«Ты только моя!… О да, мой повелитель… Ты не смеешь!.. Никогда, о господин… Подчинись, забудь обо всем, кроме меня!… Я принадлежу тебе вся, навсегда… и поэтому… ты… принадлежишь… мне…» Тонкая нить падает на плечи возжелавшему хозяйку паутины, и все его попытки освободиться бесполезны — каждый отчаянный рывок лишь позволяет ей накинуть новую петлю на его тело. И вот наконец вторая жертва бессильно повисает в серебристом сплетении, запутавшись в собственных желаниях и нитях паутины, а госпожа паучиха поднимается наверх, где и застывает, распластавшись в зовущей, провоцирующей позе, — поджидать новых охотников за своей любовью.
Завороженные волшебным зрелищем, зрители не сразу опомнились, но невнятные вначале хлопки переросли в поистине оглушительное одобрение.
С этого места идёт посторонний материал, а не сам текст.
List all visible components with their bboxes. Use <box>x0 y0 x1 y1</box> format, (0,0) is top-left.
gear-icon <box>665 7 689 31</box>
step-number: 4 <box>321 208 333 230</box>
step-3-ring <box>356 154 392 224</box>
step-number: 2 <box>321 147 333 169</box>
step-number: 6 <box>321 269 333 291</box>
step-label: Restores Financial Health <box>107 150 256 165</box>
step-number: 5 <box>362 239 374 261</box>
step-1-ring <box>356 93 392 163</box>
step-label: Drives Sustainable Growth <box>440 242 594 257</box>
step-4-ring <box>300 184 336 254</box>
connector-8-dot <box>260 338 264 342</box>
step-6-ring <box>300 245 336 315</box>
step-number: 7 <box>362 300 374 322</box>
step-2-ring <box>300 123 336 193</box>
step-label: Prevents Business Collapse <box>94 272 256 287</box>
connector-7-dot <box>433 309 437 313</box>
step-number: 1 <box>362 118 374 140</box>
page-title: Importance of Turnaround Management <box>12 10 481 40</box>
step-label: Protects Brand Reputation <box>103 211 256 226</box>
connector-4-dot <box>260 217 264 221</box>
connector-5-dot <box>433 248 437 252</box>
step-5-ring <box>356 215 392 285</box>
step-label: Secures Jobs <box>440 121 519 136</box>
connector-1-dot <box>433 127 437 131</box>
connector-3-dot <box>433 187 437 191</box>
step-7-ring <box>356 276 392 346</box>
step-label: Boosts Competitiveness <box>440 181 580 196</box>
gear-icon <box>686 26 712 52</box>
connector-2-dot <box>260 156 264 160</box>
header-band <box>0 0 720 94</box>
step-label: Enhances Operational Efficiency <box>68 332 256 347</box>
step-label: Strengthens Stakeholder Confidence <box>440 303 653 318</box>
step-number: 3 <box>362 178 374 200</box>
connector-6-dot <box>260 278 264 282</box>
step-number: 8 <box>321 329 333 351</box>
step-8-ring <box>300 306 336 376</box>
Артисты подошли к краю сцены, поклонились и Криолла сняла с головы капюшон. Хэлдар увидел миниатюрное, почти треугольное личико, раскосые желтые глаза и прямые черные волосы, подстриженные лесенкой; один из актеров оказался очень похож на Криоллу — только выше ростом и длинные волосы собраны в хвост, скрепленный несколькими золотыми кольцами.
— Шонно, — протягивая ему руку, сказала зрителям Криолла и, повернувшись ко второму партнеру, засмеялась (было видно, что она очень радуется успеху) — и Лорка!
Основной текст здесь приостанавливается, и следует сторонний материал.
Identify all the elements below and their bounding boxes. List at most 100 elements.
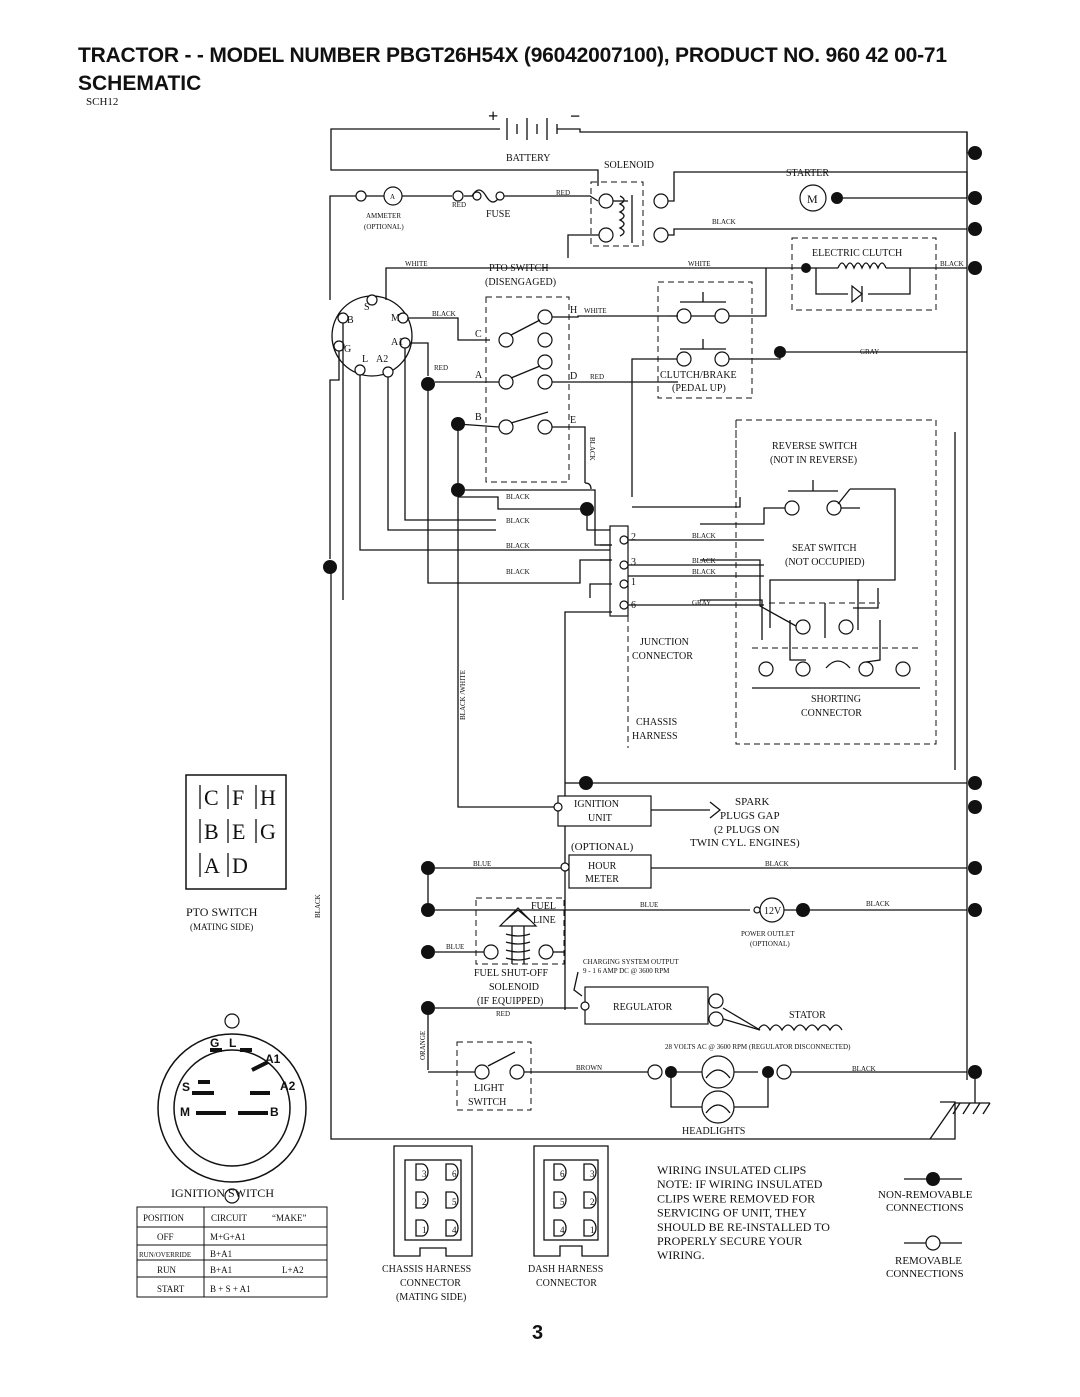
connector-pin-number: 1	[590, 1225, 595, 1235]
battery: + − BATTERY	[488, 106, 580, 164]
svg-text:(MATING SIDE): (MATING SIDE)	[190, 922, 253, 932]
svg-text:D: D	[570, 371, 577, 382]
svg-text:BLACK: BLACK	[765, 860, 789, 868]
connector-pin-number: 6	[452, 1169, 457, 1179]
svg-text:WHITE: WHITE	[405, 260, 428, 268]
svg-text:HARNESS: HARNESS	[632, 731, 678, 742]
svg-text:BLACK: BLACK	[506, 542, 530, 550]
connector-pin	[583, 1163, 597, 1181]
svg-text:CONNECTIONS: CONNECTIONS	[886, 1202, 964, 1214]
svg-text:C: C	[475, 329, 482, 340]
ignition-table-header: POSITION	[143, 1213, 185, 1223]
svg-text:M: M	[180, 1105, 190, 1119]
pto-grid-letter: B	[204, 819, 219, 844]
svg-text:REVERSE SWITCH: REVERSE SWITCH	[772, 441, 857, 452]
svg-text:CHARGING SYSTEM OUTPUT: CHARGING SYSTEM OUTPUT	[583, 958, 679, 966]
ignition-table-cell: OFF	[157, 1232, 174, 1242]
svg-text:B: B	[475, 412, 482, 423]
headlights: HEADLIGHTS	[682, 1055, 745, 1137]
svg-text:RED: RED	[590, 373, 604, 381]
svg-text:NON-REMOVABLE: NON-REMOVABLE	[878, 1189, 973, 1201]
battery-label: BATTERY	[506, 153, 550, 164]
svg-text:B: B	[270, 1105, 279, 1119]
svg-text:PTO SWITCH: PTO SWITCH	[186, 905, 258, 919]
svg-text:BROWN: BROWN	[576, 1064, 602, 1072]
svg-text:2: 2	[631, 532, 636, 543]
svg-text:(IF EQUIPPED): (IF EQUIPPED)	[477, 996, 543, 1007]
svg-text:TWIN CYL. ENGINES): TWIN CYL. ENGINES)	[690, 837, 800, 849]
starter-motor: STARTER M	[786, 168, 843, 212]
removable-legend: REMOVABLE CONNECTIONS	[886, 1235, 964, 1280]
ignition-switch-face: G L A1 A2 S M B	[157, 1013, 307, 1204]
svg-text:WHITE: WHITE	[584, 307, 607, 315]
junction-connector: 2 3 1 6 JUNCTION CONNECTOR CHASSIS HARNE…	[609, 525, 693, 748]
connector-pin-number: 4	[560, 1225, 565, 1235]
light-switch: LIGHT SWITCH	[456, 1041, 532, 1111]
svg-text:ELECTRIC CLUTCH: ELECTRIC CLUTCH	[812, 248, 902, 259]
battery-plus: +	[488, 106, 498, 126]
svg-text:RED: RED	[434, 364, 448, 372]
svg-text:POWER OUTLET: POWER OUTLET	[741, 930, 795, 938]
svg-text:(NOT IN REVERSE): (NOT IN REVERSE)	[770, 455, 857, 466]
ignition-table-cell: B+A1	[210, 1249, 232, 1259]
svg-text:BLACK: BLACK	[506, 517, 530, 525]
ignition-switch-title: IGNITION SWITCH	[171, 1186, 274, 1200]
pto-grid-letter: F	[232, 785, 244, 810]
svg-text:BLACK: BLACK	[692, 532, 716, 540]
svg-text:CONNECTOR: CONNECTOR	[801, 708, 862, 719]
fuse: FUSE	[471, 189, 510, 220]
svg-text:12V: 12V	[764, 906, 782, 917]
fuel-shutoff-solenoid: FUEL LINE FUEL SHUT-OFF SOLENOID (IF EQU…	[474, 897, 565, 1007]
power-outlet: 12V POWER OUTLET (OPTIONAL)	[741, 897, 795, 948]
svg-text:M: M	[391, 313, 400, 324]
connector-pin-number: 5	[560, 1197, 565, 1207]
connector-pin	[553, 1219, 567, 1237]
schematic-code: SCH12	[86, 96, 119, 108]
ignition-table-cell: M+G+A1	[210, 1232, 246, 1242]
pto-grid-letter: G	[260, 819, 276, 844]
svg-text:(PEDAL UP): (PEDAL UP)	[672, 383, 726, 394]
svg-text:SPARK: SPARK	[735, 796, 770, 808]
svg-text:1: 1	[631, 577, 636, 588]
svg-text:SEAT SWITCH: SEAT SWITCH	[792, 543, 857, 554]
svg-text:BLACK: BLACK	[866, 900, 890, 908]
connector-pin	[553, 1163, 567, 1181]
svg-text:BLUE: BLUE	[473, 860, 491, 868]
solenoid: SOLENOID	[590, 160, 669, 247]
svg-text:RED: RED	[556, 189, 570, 197]
ammeter: A AMMETER (OPTIONAL)	[364, 186, 404, 231]
regulator: REGULATOR	[580, 986, 724, 1027]
svg-text:HEADLIGHTS: HEADLIGHTS	[682, 1126, 745, 1137]
connector-pin	[583, 1191, 597, 1209]
connector-pin-number: 2	[422, 1197, 427, 1207]
svg-text:SHORTING: SHORTING	[811, 694, 861, 705]
svg-text:CONNECTOR: CONNECTOR	[632, 651, 693, 662]
svg-text:G: G	[210, 1036, 219, 1050]
reverse-switch: REVERSE SWITCH (NOT IN REVERSE)	[770, 441, 857, 516]
connector-pin	[553, 1191, 567, 1209]
svg-text:9 - 1 6 AMP DC @ 3600 RPM: 9 - 1 6 AMP DC @ 3600 RPM	[583, 967, 670, 975]
hour-meter: HOUR METER	[560, 854, 652, 889]
svg-text:PTO SWITCH: PTO SWITCH	[489, 263, 549, 274]
svg-text:H: H	[570, 305, 577, 316]
ignition-table-header: “MAKE”	[272, 1213, 307, 1223]
clips-note-line: SHOULD BE RE-INSTALLED TO	[657, 1220, 830, 1234]
ignition-table-cell: RUN	[157, 1265, 177, 1275]
svg-text:REGULATOR: REGULATOR	[613, 1002, 673, 1013]
svg-text:(OPTIONAL): (OPTIONAL)	[571, 841, 634, 853]
connector-pin-number: 2	[590, 1197, 595, 1207]
svg-text:BLACK: BLACK	[588, 437, 596, 461]
pto-grid-letter: H	[260, 785, 276, 810]
svg-text:(DISENGAGED): (DISENGAGED)	[485, 277, 556, 288]
clips-note-line: SERVICING OF UNIT, THEY	[657, 1206, 807, 1220]
svg-text:FUSE: FUSE	[486, 209, 510, 220]
non-removable-legend: NON-REMOVABLE CONNECTIONS	[878, 1172, 973, 1214]
pto-grid-letter: C	[204, 785, 219, 810]
pto-grid-letter: E	[232, 819, 245, 844]
svg-text:BLACK /WHITE: BLACK /WHITE	[459, 670, 467, 720]
svg-text:L: L	[229, 1036, 236, 1050]
connector-pin-number: 5	[452, 1197, 457, 1207]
У этого были огненно рыжие волосы, вьющиеся вокруг головы лоскутами лесного пожара, зеленые, как молодой крыжовник, глаза, задорный нос и большой рот, любящий смеяться и целовать. Артисты еще раз поклонились и скрылись за кулисами. Вскоре на сцене оказался небольшой трон, украшенный с нелепой, бьющей через край роскошью. Зрители, переговариваясь и опустошая тарелки и кубки, запоглядывали на кулисы, гадая, кто же сейчас появится. И вот па сцену вышел высокий, стройный юноша; обратив к публике свое слишком красивое для человека, бесстрастное лицо, он негромко объявил:
— Его величество Хвергельмир Сокрушитель!
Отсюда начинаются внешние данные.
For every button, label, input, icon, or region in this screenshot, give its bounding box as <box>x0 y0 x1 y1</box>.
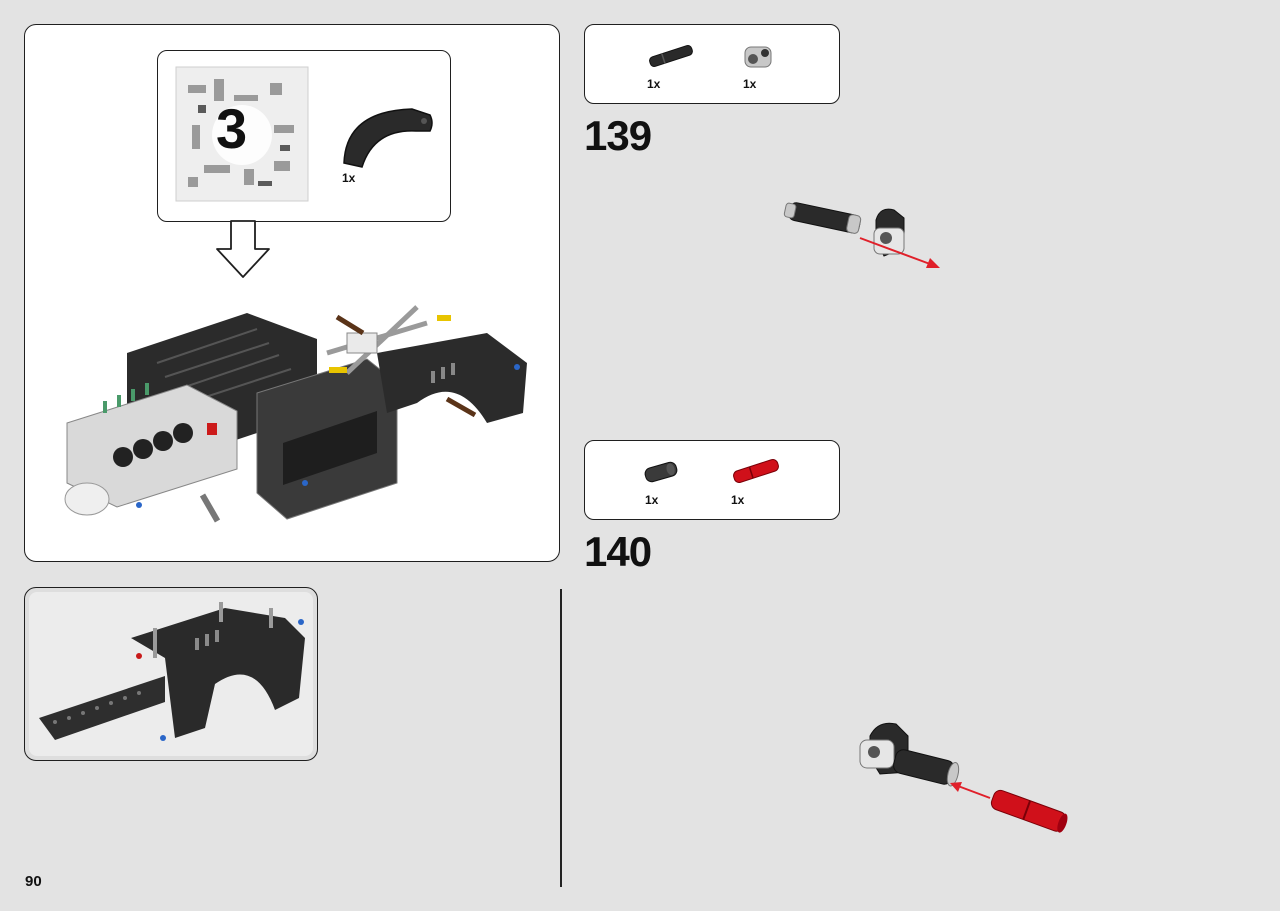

В тот же миг артист невероятным образом преобразился: все в нем вроде бы осталось прежним, но походка, осанка, выражение лица, взгляд… Вместо стройного юноши на сцене оказался кряжистый, приземистый старик с хитрым, упрямым лицом и бегающими прищуренными глазками. Под хохот публики, в котором выделялись всхрюкивания цвергов, он величественно прошествовал к трону и уселся, предварительно скинув на пол невесть откуда взявшуюся дохлую крысу.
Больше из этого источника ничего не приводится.